Our analytics teams leverage a variety of different Spark features and Python libraries to build model pipelines and perform large-scale analysis with PySpark. While our initial approach to building ML models on Spark was to use the MLlib framework for distributed model training and application, we’ve been exploring other approaches for building more accurate models. For example, we have achieved good results using the hyperopt library to perform distributed hyperparameter optimization of XGBoost models. We also leverage the Pandas UDFs feature in Spark to distribute actions such as automated feature engineering with the featuretools library. In addition to building classification and regression models, our data science team has authored notebooks for performing economy simulation, archetype analysis, and anomaly detection.
We have authored an in-house library for PySpark, which makes it trivial to read and write to the different data stores within our analytics platform. Our data scientists are now using this library to author end-to-end model pipelines, which has significantly reduced the amount of time it takes for our teams to iterate from a prototype model to a model in production.
The Python ecosystem includes a variety of libraries for authoring web applications including flask, gunicorn, dash, and streamlit. Web application development is a new area of interest for our data science and analytics teams, where the goal is to build tools that can be used internally by our game and publishing teams. For example, our marketing analytics team is building web applications that are used by our user acquisition team for managing campaign budgets.
The model serving component in the Zynga analytics stack supports batch and real-time model predictions. For batch model predictions, we schedule Databricks jobs using Airflow, where the model predictions are computed daily and then saved to Couchbase. For real-time predictions, the game client passes session state to ML models deployed oN AWS SageMaker.
The model serving component also supports reinforcement learning models, where a reward function is used to train the model online in real-time. For example, a model can determine the best time to send a notification based on the player’s gameplay patterns. This is an area where Zynga has contributed back to the Python open source community, with the release of RL Bakery.

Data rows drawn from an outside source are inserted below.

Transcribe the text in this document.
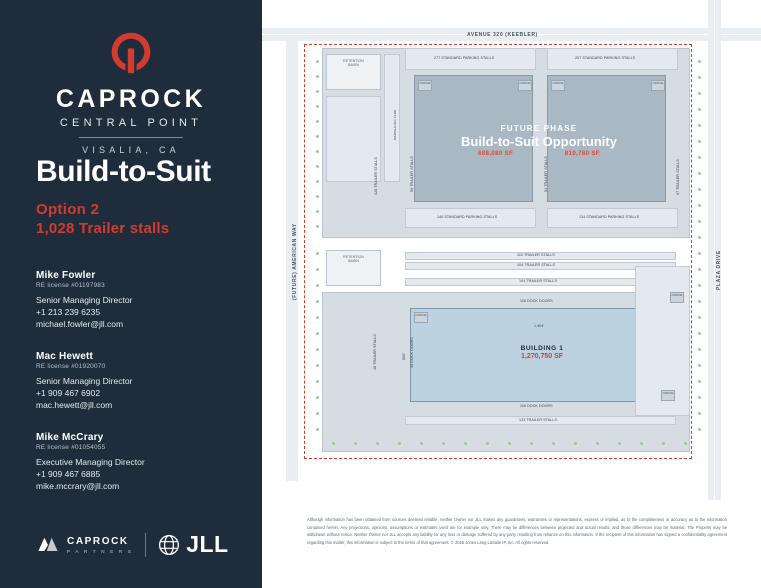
CAPROCK
CENTRAL POINT
VISALIA, CA
Build-to-Suit
Option 2
1,028 Trailer stalls
Mike Fowler
RE license #01197983
Senior Managing Director
+1 213 239 6235
michael.fowler@jll.com
Mac Hewett
RE license #01920070
Senior Managing Director
+1 909 467 6902
mac.hewett@jll.com
Mike McCrary
RE license #01054055
Executive Managing Director
+1 909 467 6885
mike.mccrary@jll.com
CAPROCK
P A R T N E R S JLL
AVENUE 320 (KEEBLER)
(FUTURE) AMERICAN WAY	PLAZA DRIVE
RETENTION
BASIN
MARSHALING YARD
277 STANDARD PARKING STALLS	257 STANDARD PARKING STALLS
FUTURE PHASE
Build-to-Suit Opportunity
688,080 SF	810,780 SF
428 TRAILER STALLS	59 TRAILER STALLS	51 TRAILER STALLS	67 TRAILER STALLS
OFFICE	OFFICE	OFFICE	OFFICE
140 STANDARD PARKING STALLS	134 STANDARD PARKING STALLS
110 TRAILER STALLS
104 TRAILER STALLS
104 TRAILER STALLS
RETENTION
BASIN
116 DOCK DOORS
116 DOCK DOORS
BUILDING 1
1,270,750 SF
1,904'
600'
48 TRAILER STALLS	46 DOCK DOORS
OFFICE
OFFICE
OFFICE
133 TRAILER STALLS
Although information has been obtained from sources deemed reliable, neither Owner nor JLL makes any guarantees, warranties or representations, express or implied, as to the completeness or accuracy as to the information contained herein. Any projections, opinions, assumptions or estimates used are for example only. There may be differences between projected and actual results, and those differences may be material. The Property may be withdrawn without notice. Neither Owner nor JLL accepts any liability for any loss or damage suffered by any party resulting from reliance on this information. If the recipient of this information has signed a confidentiality agreement regarding this matter, this information is subject to the terms of that agreement. © 2025 Jones Lang LaSalle IP, Inc. All rights reserved.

Zynga began migrating to Python for our analytics stack in 2018, and now the majority of analytics workloads are authored in Python. Standardizing on a single language has enabled our analytics organization to share workflows and increase the productivity of our analysts and data scientists. We’ve also been able to significantly decrease the amount of time it takes for data scientists to put models into production, and provide cutting-edge solutions for personalizing our games.